We live in a world of 4:3 / 5:4 / 2:1 / 16:9 / 1:1 and now the appalling 9:16. Our little rectangles are our primary connection to the reality of the stories around us. But this is not always going to be the case. The unfortunate irony of course is that today most 360 video is still watched within frames as you scuttle through your Facebook feed rather than in the headsets that give the medium so much promise. We all know how our businesses have been radically changed by 'FaceYouGram' - but at least you are still being asked to cram your carefully crafted stories into rectangles.

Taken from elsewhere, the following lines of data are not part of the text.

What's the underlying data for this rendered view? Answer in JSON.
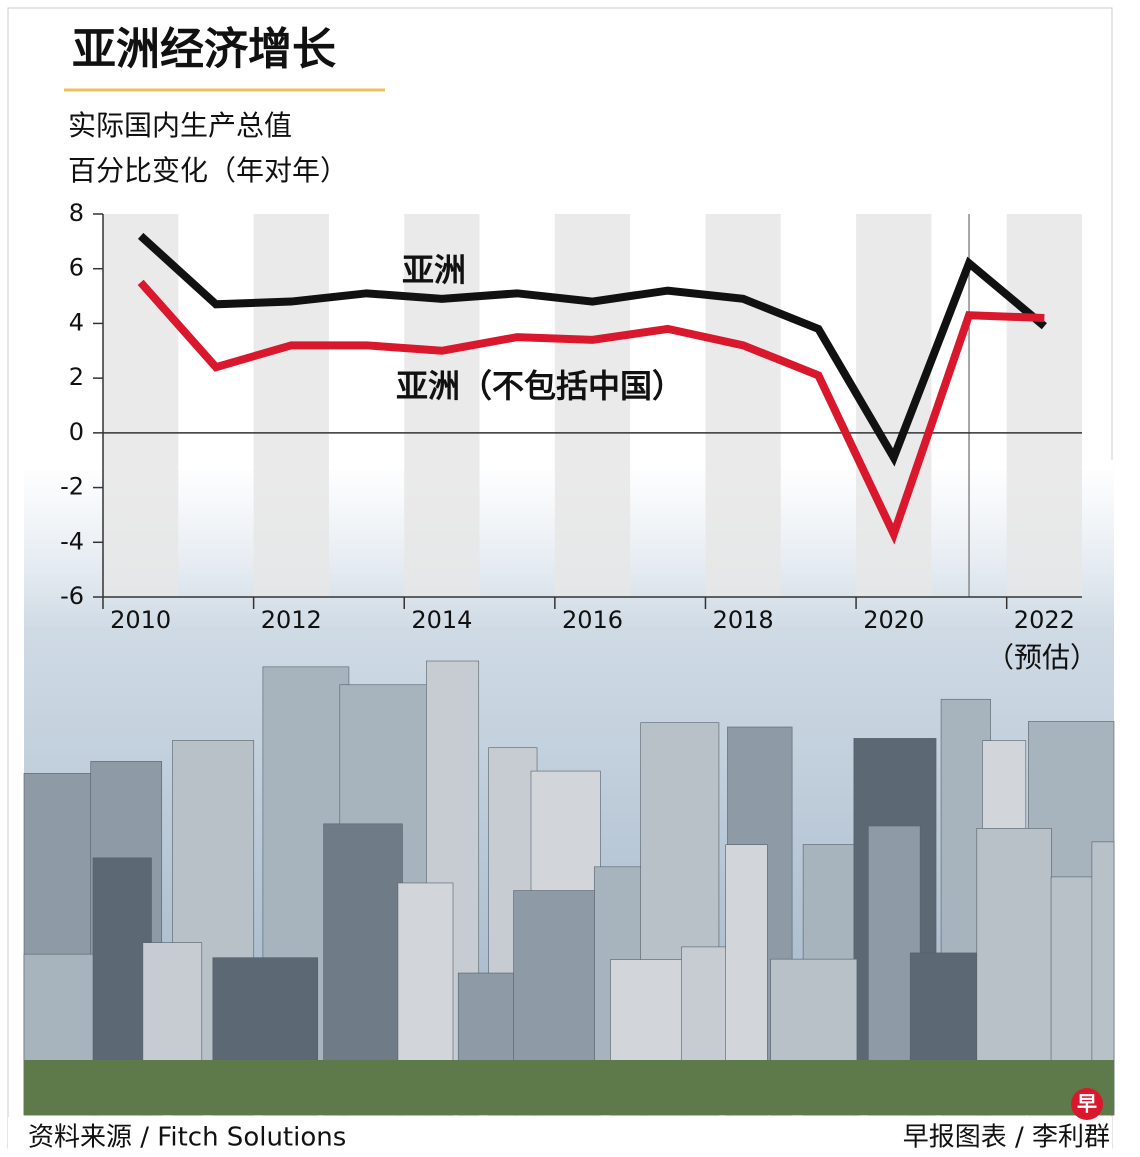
{
  "chart_data": {
    "type": "line",
    "title": "亚洲经济增长",
    "subtitle": [
      "实际国内生产总值",
      "百分比变化（年对年）"
    ],
    "x": [
      2010,
      2011,
      2012,
      2013,
      2014,
      2015,
      2016,
      2017,
      2018,
      2019,
      2020,
      2021,
      2022
    ],
    "series": [
      {
        "name": "亚洲",
        "color": "#111111",
        "values": [
          7.2,
          4.7,
          4.8,
          5.1,
          4.9,
          5.1,
          4.8,
          5.2,
          4.9,
          3.8,
          -0.9,
          6.2,
          3.9
        ]
      },
      {
        "name": "亚洲（不包括中国）",
        "color": "#d9182d",
        "values": [
          5.5,
          2.4,
          3.2,
          3.2,
          3.0,
          3.5,
          3.4,
          3.8,
          3.2,
          2.1,
          -3.7,
          4.3,
          4.2
        ]
      }
    ],
    "xlim": [
      2009.5,
      2022.5
    ],
    "xticks": [
      2010,
      2012,
      2014,
      2016,
      2018,
      2020,
      2022
    ],
    "ylim": [
      -6,
      8
    ],
    "yticks": [
      -6,
      -4,
      -2,
      0,
      2,
      4,
      6,
      8
    ],
    "forecast_note": "（预估）",
    "source": "资料来源 / Fitch Solutions",
    "credit": "早报图表 / 李利群",
    "logo": "早"
  }
}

For now. 

In the same way that campfire stories became theatre, became cinema, became TV, became YouTube, SnapChat and whatever other app we will be downloading this week, so our little rectangles will be pushed to the side by the next episode in the history of storytelling - screenless, immersive environments delivered in headsets. You may scoff but when you sync your first set of Apple iSpex to your phone (Xmas 2021?) and look for something to do, it will most probably be 360 video that you turn to first. 

The early days of 360 video production were expensive and often a technical nightmare. Some production companies cleaned up but some clients got burned and the work was often mediocre. Thankfully that’s no longer the case. Production costs have come down and many of the cowboys have shuttered their stables. 360 filmmakers have become more skilled and both clients and creative departments now understand that the scope of the medium goes way beyond virtual tours or strapping a 360 camera to someone’s head. 

One of the most important decisions to make for any 360 video campaign - which needs to be built in right from the beginning - is deciding how the audience view it. If it’s social, it’s a no brainer, standard rules apply but having some form of headset experience whether it be at an event, at point of sale or through an app, will expand the chances of really connecting with an audience

So given that, at least for now, there are ‘only’ about 170,000,000 active users with VR headsets in the world, what’s the strategy? Here’s some examples from some recent campaigns we made at Citizen 360 that have included some form of headset experience within the delivery.

• A three film 360 lifestyle documentary campaign for HP, delivering the films over social channels and at point of sale on headsets and tablets.

• A case study 360 documentary for Google, selling G-Suite to business customers using Cardboard headsets at Google’s biggest European event.

• A 250 scene campaign for travel company Tui, providing 360 content for 90+ headset apps for use in store, at resorts and during the online booking process.

• A 360 video travel experience for The Egyptian Tourist Board, commissioned specifically to be shown in the Discovery VR app, across multiple VR platforms as well as across social channels.

Another easy route into 360 video for brands is to build a 360 element into an existing campaign. We recently made three short 360 trailers for NBC of the back of a branded content shoot, that were used over social channels to promote the larger campaign. Low cost, high impact.

Although 360 video is related to filmmaking, it’s a different skillset, sitting somewhere between film, theatre and VR. Experience means a lot. At Citizen 360 we have created 360 content for some of the biggest players in VR including Google, Samsung, HP and the Discovery Channel, handling the complete pipeline from strategy and creative (if necessary) production (courtesy of Dark Energy Films) with experienced directors, technicians and app developers. 

So what’s on the virtual horizon? The good thing is that now that the hype around the medium has died down, we are back where we should be, with the need to make well-crafted, audience relevant immersive 360 stories and experiences and contrary to popular belief, this is not just about deciding where to ‘put your faaking pole’.